To support the process and to deter the adults from the crop you can apply Artemisia absithium 3 JT alternating with Azadirachta indica 3 JT sprayed on the leaves. In Mexico we also use Larrea tridentata 3 JT for the same purpose.
I am in Roorkee, India. In the Feb 2019 issue of your column you wrote: “We also use bionosode made from the holon’s wild plants. These bionosodes help the cultivated plants adapt better to the climatic and nutritional conditions of the holon.”
- Can you suggest which plants I should look for in my holon to make bionosode. Or can I randomly use any wild (and unwanted) plant?
- Can I use a mixture of different wild plants to make a single bio nosode?
- What is the procedure to make this bio nosode. Can this bio nosode be made in the same procedure as soil nosode using saline water?
Dear V. Charan,
To select the sources of bionosodes from the plants in your holon cannot be aleatory (by chance), you have to observe these basic guidelines:
-Live bionosode from the same botanical family as the crop is not applied, e.g. live bionosodes from grasses are not applied to wheat as both plants belong to the same botanical family (Poaceae) and diseases (fungal, bacterial or viral) could be transmitted.
-Live bionosodes from plants with high metabolic similarity that do not belong to the same botanical family are used, e.g. Oryza sativa (rice) and Glycine max (soybean).
-Live bionosodes from plants of the different botanical family are not used if they suffer from the same diseases or pests as the cultivated plant.
-Bionosodes from plants with e.g. antifungal superactivity are used in metabolically similar crops but with lower fungal resistance.
– Bionosodes from drought resistant plants (Cactaceae or succulents but also some Papaveraceae but also some Brassicaceae like Lepidium virginicum for example) are used in plants with low drought resilience .
-Bionosodes from equivalent anatomical parts, e.g. living bionosode from the root of a plant resistant to pathogenic nematodes, is applied to solve nematode problems in the cultivated plant. There are also some exceptions in this rule.
-Tree species benefit generally from live bionosodes of herbaceous species and vice versa.
-Some fungi are excellent antagonists of pathogenic fungi, e.g. Trichoderma harzianum and Fusarium oxysporum.
-Some bacteria are excellent fungal antagonists, e.g. Bacillus amyloliquefasciens or Actinomycetes bacterias and Fusarium oxysporum or other bacterias for example Pseudomonas spp.
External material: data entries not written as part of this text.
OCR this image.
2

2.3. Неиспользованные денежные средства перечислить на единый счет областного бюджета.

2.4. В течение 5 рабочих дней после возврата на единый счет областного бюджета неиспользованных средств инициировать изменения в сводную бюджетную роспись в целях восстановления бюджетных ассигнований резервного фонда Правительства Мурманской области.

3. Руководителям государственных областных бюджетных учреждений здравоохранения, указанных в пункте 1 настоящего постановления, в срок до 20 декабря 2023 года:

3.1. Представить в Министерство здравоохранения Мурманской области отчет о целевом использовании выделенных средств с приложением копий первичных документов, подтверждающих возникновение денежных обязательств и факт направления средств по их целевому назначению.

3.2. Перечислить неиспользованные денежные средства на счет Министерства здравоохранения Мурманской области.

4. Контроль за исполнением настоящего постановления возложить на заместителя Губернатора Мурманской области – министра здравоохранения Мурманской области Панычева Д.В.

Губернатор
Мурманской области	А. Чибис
These are just some general basic criteria. To have more certainty in applications you would need to learn how to repertorize, i.e. how to determine potency, frequency, dosage, combinations (remedies that antagonize or potentiate each other) or alternations of remedies (remedies that follow each other well) and selection of adjuvants among other knowledge about metabolites, of plants and animals (and the micro, meso and micro-organisms, enzymology mVOC, epigenetic mechanisms) that cohabit in or around them.
We teach this in our Holohomeopathy diploma course (www.icomenius.edu.mx).
In relation to your question on water, the bionosodes are usually prepared with non-chlorinated drinking water. In the specific case of saline water as a remedy, homeopathic preparations of simple sea water or prepared in the form of “ormus” can be used.
Ormus is prepared from the sea water adding alkalis to raise the pH to 8.2, to precipitate and use the resulting milky liquid as a base for holohomeopathic preparations. In this case we use JT dynamization which consists of 1:100 dilutions followed by 500 succussions, until we reach the 6 JT potency which is sprayed on the holon.